Après la découverte de la dorsale Est-Pacifique, on peut s’interroger. Pourrait-on découvrir une faune similaire dans le sous-sol marin des territoires français d’outre-mer ? ? Ce n’est pas impossible mais c’est peu probable. Même s’il existe des zones volcaniques dans ces régions. Hormis quelques cas particuliers, ce type de situation semble concerner uniquement les dorsales océaniques.
Les chercheurs auteurs de l’étude n’hésitent pas à affirmer que « l’étude de la biosphère sous-marine pour la vie animale vient de commencer » (cCertains scientifiques affirment même que des millions d’espèces sous-marines sont encore inconnues, alors que par exemple comprendre leur adaptation aux conditions extrêmes pourrait faire progresser la science, notamment la médecine). La découverte d’habitats animaux dans le sous-sol de la croûte, dont l’étendue est inconnue, augmenterait donc l’urgence de protéger les fonds marins contre d’éventuels impacts humains, comme ceux de l’exploitation minière en haute mer. .
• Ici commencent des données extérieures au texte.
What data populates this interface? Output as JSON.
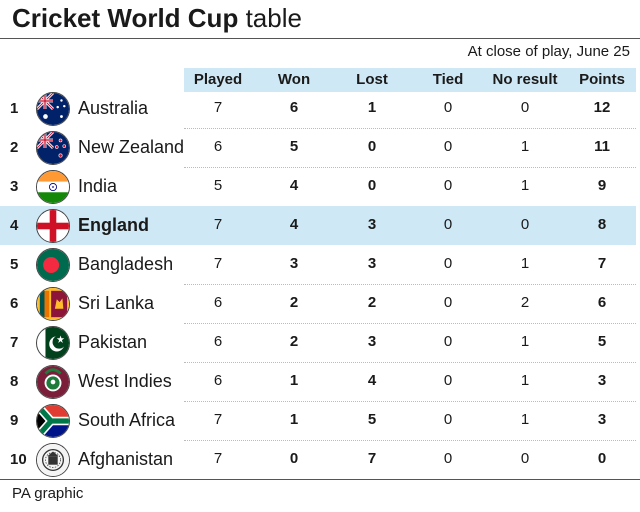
{
  "title": {
    "bold": "Cricket World Cup",
    "rest": "table"
  },
  "subtitle": "At close of play, June 25",
  "columns": {
    "played": "Played",
    "won": "Won",
    "lost": "Lost",
    "tied": "Tied",
    "no_result": "No result",
    "points": "Points"
  },
  "rows": [
    {
      "rank": "1",
      "team": "Australia",
      "flag": "australia-flag-icon",
      "played": "7",
      "won": "6",
      "lost": "1",
      "tied": "0",
      "no_result": "0",
      "points": "12"
    },
    {
      "rank": "2",
      "team": "New Zealand",
      "flag": "new-zealand-flag-icon",
      "played": "6",
      "won": "5",
      "lost": "0",
      "tied": "0",
      "no_result": "1",
      "points": "11"
    },
    {
      "rank": "3",
      "team": "India",
      "flag": "india-flag-icon",
      "played": "5",
      "won": "4",
      "lost": "0",
      "tied": "0",
      "no_result": "1",
      "points": "9"
    },
    {
      "rank": "4",
      "team": "England",
      "flag": "england-flag-icon",
      "played": "7",
      "won": "4",
      "lost": "3",
      "tied": "0",
      "no_result": "0",
      "points": "8",
      "highlighted": true
    },
    {
      "rank": "5",
      "team": "Bangladesh",
      "flag": "bangladesh-flag-icon",
      "played": "7",
      "won": "3",
      "lost": "3",
      "tied": "0",
      "no_result": "1",
      "points": "7"
    },
    {
      "rank": "6",
      "team": "Sri Lanka",
      "flag": "sri-lanka-flag-icon",
      "played": "6",
      "won": "2",
      "lost": "2",
      "tied": "0",
      "no_result": "2",
      "points": "6"
    },
    {
      "rank": "7",
      "team": "Pakistan",
      "flag": "pakistan-flag-icon",
      "played": "6",
      "won": "2",
      "lost": "3",
      "tied": "0",
      "no_result": "1",
      "points": "5"
    },
    {
      "rank": "8",
      "team": "West Indies",
      "flag": "west-indies-flag-icon",
      "played": "6",
      "won": "1",
      "lost": "4",
      "tied": "0",
      "no_result": "1",
      "points": "3"
    },
    {
      "rank": "9",
      "team": "South Africa",
      "flag": "south-africa-flag-icon",
      "played": "7",
      "won": "1",
      "lost": "5",
      "tied": "0",
      "no_result": "1",
      "points": "3"
    },
    {
      "rank": "10",
      "team": "Afghanistan",
      "flag": "afghanistan-flag-icon",
      "played": "7",
      "won": "0",
      "lost": "7",
      "tied": "0",
      "no_result": "0",
      "points": "0"
    }
  ],
  "colors": {
    "header_bg": "#cfe8f5",
    "highlight_bg": "#cfe8f5"
  },
  "footer": "PA graphic"
}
Il est vrai que les fonds marins contiennent du manganèse, du cobalt et du nickel (utilisés dans la fabrication des batteries), notamment sous forme de galets, nodules polymétalliques, dans le Pacifique Sud. Pierre Chevaldonné tire la sonnette d’alarme face à des projets d’exploitation très controversés :
Qu’est-ce que ça représenterait (NDLR : comme un risque), c’est venir gratter le fond de la mer avec une sorte de bulldozer aspirateur. Et puis tout ce qui remonterait à la surface, serait trié en surface, car évidemment nous n’avons pas besoin de la boue sous-marine, nous avons juste besoin des nodules. Et un énorme panache de limon serait alors rejeté au milieu de l’océan. Ce sont toutes sortes de choses extrêmement nocives pour la faune. ! Ce sont des perturbations gigantesques ! Et qui se pratiquerait sur des surfaces tout aussi gigantesques !
Cependant, ces écosystèmes profonds auraient besoin de beaucoup de temps pour atteindre leur maturité. Ils se remettraient très mal des perturbations qui pourraient leur être causées. Leur protection pourrait donc devenir un enjeu majeur dans les années à venir. Des découvertes scientifiques récentes et futures pourraient permettre de mieux le mesurer.